Yes, I wasn’t happy at all with the previous code so I changed it. It improved in processing time, coming down to 13 minutes and 59 seconds to aggregate all the files into a sole one (tough it increased size up to 2.62GB). Moreover, I have modified the structure so it’ll be easier to introduce the data into a database. Now the new file is divided into 4 (CSV) columns: movieid, userid, rating, date.

Here’s the VBA code:

Sub GroupData()

Dim T As Date
T = Now

Dim N As Double
Dim Text1 As String
Dim Text2 As String
Dim Text3 As String

Open “C:\Netflix\training_set.txt” For Output Access Write As #1

For N = 1 To 17770
Open “C:\Netflix\training_set\mv_00″ & Format(N, “00000″) & “.txt” For Input Access Read As #2

‘For the first line.
Input #2, Text1, Text2, Text3
Print #1, N & “,” & Right(Text1, Len(Text1) – (Len(CStr(N)) + 2)) & “,” & Text2 & “,” & Left(Text3, 10)

‘For the rest of lines.
Do While Not EOF(2)
Input #2, Text1, Text2
Print #1, N & “,” & Right(Text3, Len(Text3) – 11) & “,” & Text1 & “,” & Left(Text2, 10)
Text3 = Text2
Loop

Close #2

Next N

Close #1

MsgBox Format(Now – T, “hh:mm:ss”)

End Sub

Similar Posts:

  • http://www.kproductivity.com/ Francisco Marco-Serrano

    Remember, this is just for dummies.
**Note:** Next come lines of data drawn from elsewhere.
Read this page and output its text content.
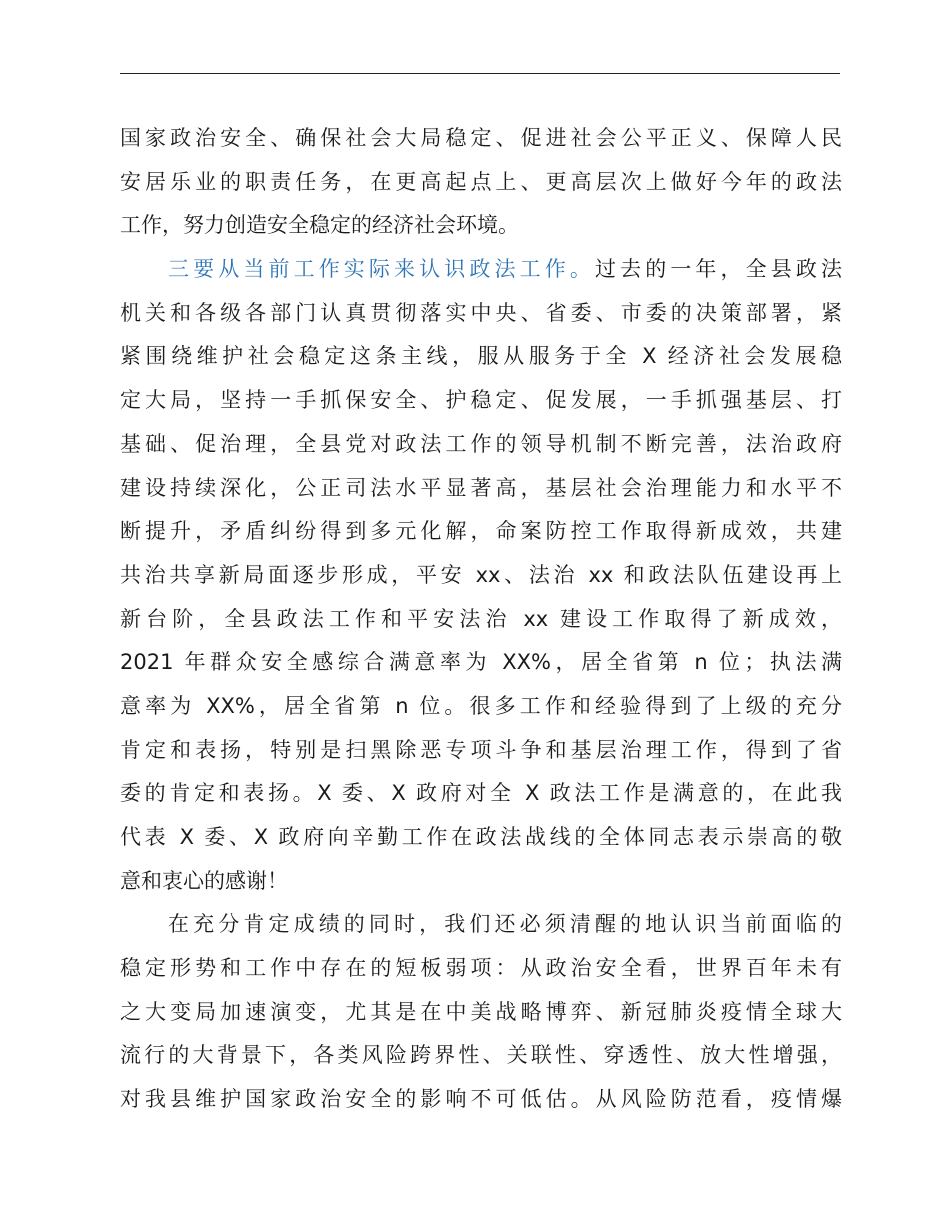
国家政治安全、确保社会大局稳定、促进社会公平正义、保障人民
安居乐业的职责任务，在更高起点上、更高层次上做好今年的政法
工作，努力创造安全稳定的经济社会环境。
三要从当前工作实际来认识政法工作。过去的一年，全县政法
机关和各级各部门认真贯彻落实中央、省委、市委的决策部署，紧
紧围绕维护社会稳定这条主线，服从服务于全 X 经济社会发展稳
定大局，坚持一手抓保安全、护稳定、促发展，一手抓强基层、打
基础、促治理，全县党对政法工作的领导机制不断完善，法治政府
建设持续深化，公正司法水平显著高，基层社会治理能力和水平不
断提升，矛盾纠纷得到多元化解，命案防控工作取得新成效，共建
共治共享新局面逐步形成，平安 xx、法治 xx 和政法队伍建设再上
新台阶，全县政法工作和平安法治 xx 建设工作取得了新成效，
2021 年群众安全感综合满意率为 XX%，居全省第 n 位；执法满
意率为 XX%，居全省第 n 位。很多工作和经验得到了上级的充分
肯定和表扬，特别是扫黑除恶专项斗争和基层治理工作，得到了省
委的肯定和表扬。X 委、X 政府对全 X 政法工作是满意的，在此我
代表 X 委、X 政府向辛勤工作在政法战线的全体同志表示崇高的敬
意和衷心的感谢！
在充分肯定成绩的同时，我们还必须清醒的地认识当前面临的
稳定形势和工作中存在的短板弱项：从政治安全看，世界百年未有
之大变局加速演变，尤其是在中美战略博弈、新冠肺炎疫情全球大
流行的大背景下，各类风险跨界性、关联性、穿透性、放大性增强，
对我县维护国家政治安全的影响不可低估。从风险防范看，疫情爆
Don’t start me with “it could be optimised!”, “what a crappy code!”, blah blah, blah…

    Of course, I would accept suggestions! ; )

  • http://www.kproductivity.com/ Francisco Marco-Serrano

    Moreover, consider the above code for transforming the other files: “probe.txt” and “qualifying.txt”.